[Sir Walter Scott as a Critic of Literature by Margaret Ball]@TWC D-Link bookSir Walter Scott as a Critic of Literature CHAPTER III 15/66
"It is the very last refuge of those who can do nothing better in the shape of verse; and a man of genius should disdain to invade the province of these dawdling rhymers."[68] Scott's criticism of ballad style probably suffered from his interest in modern imitations of ballads.
Perhaps also the real quality of ancient popular poetry was a little obscured for him by his belief that it was written by professional or semi-professional poets.
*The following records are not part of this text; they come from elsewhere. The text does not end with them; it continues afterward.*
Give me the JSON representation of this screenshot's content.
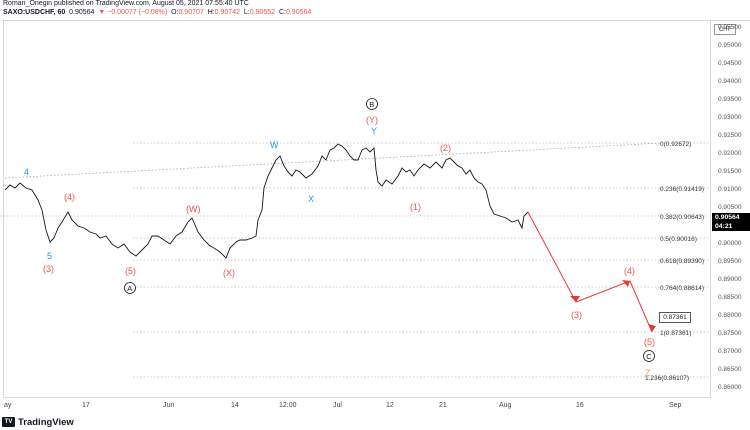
{
  "header": {
    "publisher": "Roman_Onegin published on TradingView.com, August 05, 2021 07:55:40 UTC",
    "symbol": "SAXO:USDCHF, 60",
    "last": "0.90564",
    "change": "−0.00077 (−0.08%)",
    "open_label": "O:",
    "open": "0.90707",
    "high_label": "H:",
    "high": "0.90742",
    "low_label": "L:",
    "low": "0.90552",
    "close_label": "C:",
    "close": "0.90564"
  },
  "price_axis": {
    "currency": "CHF",
    "labels": [
      "0.95500",
      "0.95000",
      "0.94500",
      "0.94000",
      "0.93500",
      "0.93000",
      "0.92500",
      "0.92000",
      "0.91500",
      "0.91000",
      "0.90500",
      "0.90000",
      "0.89500",
      "0.89000",
      "0.88500",
      "0.88000",
      "0.87500",
      "0.87000",
      "0.86500",
      "0.86000"
    ],
    "last_price": "0.90564",
    "countdown": "04:21",
    "tooltip_price": "0.87361"
  },
  "time_axis": {
    "labels": [
      "ay",
      "17",
      "Jun",
      "14",
      "12:00",
      "Jul",
      "12",
      "21",
      "Aug",
      "16",
      "Sep"
    ]
  },
  "fib_levels": [
    {
      "label": "0(0.92672)"
    },
    {
      "label": "0.236(0.91419)"
    },
    {
      "label": "0.382(0.90643)"
    },
    {
      "label": "0.5(0.90016)"
    },
    {
      "label": "0.618(0.89390)"
    },
    {
      "label": "0.764(0.88614)"
    },
    {
      "label": "1(0.87361)"
    },
    {
      "label": "1.236(0.86107)"
    }
  ],
  "wave_labels": {
    "blue": [
      "4",
      "5",
      "W",
      "X",
      "Y"
    ],
    "red": [
      "(4)",
      "(3)",
      "(5)",
      "(W)",
      "(X)",
      "(Y)",
      "(2)",
      "(1)",
      "(3)",
      "(4)",
      "(5)"
    ],
    "circled": [
      "A",
      "B",
      "C"
    ],
    "orange": [
      "Z"
    ]
  },
  "colors": {
    "accent_red": "#ef5350",
    "wave_blue": "#2196f3",
    "projection_red": "#e53935",
    "candle": "#131722"
  },
  "footer": {
    "brand": "TradingView"
  }
}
If he wrote _Kinmont Willie_, he succeeded in catching the right tone better than anyone since him has been able to do, but even in this poem there are turns of phrase that remind one of the _Lay of the Last Minstrel_ rather than of the true folk-song.[69] After his first attempts at versifying he received from William Taylor, of Norwich, who had made an earlier translation of Buerger's _Lenore_, a letter of hearty praise intermingled with very sensible remarks about the tendency in some parts of Scott's _Chase_ toward too great elaboration.[70] Scott's answer was as follows: "I do not ...
think quite so severely of the Darwinian style, as to deem it utterly inconsistent with the ballad, which, at least to judge from the examples left us by antiquity, admits in some cases of a considerable degree of decoration.
Still, however, I do most sincerely agree with you, that this may be very easily overdone, and I am far from asserting that this may not be in some degree my own case; but there is scarcely so nice a line to distinguish, as that which divides true simplicity from flatness and _Sternholdianism_ (if I may be allowed to coin the word), and therefore it is not surprising, that in endeavouring to avoid the latter, so young and inexperienced a rhymer as myself should sometimes have deviated also from the former."[71] This was Scott's earliest stage as a man of letters, and he evidently learned more about ballads later.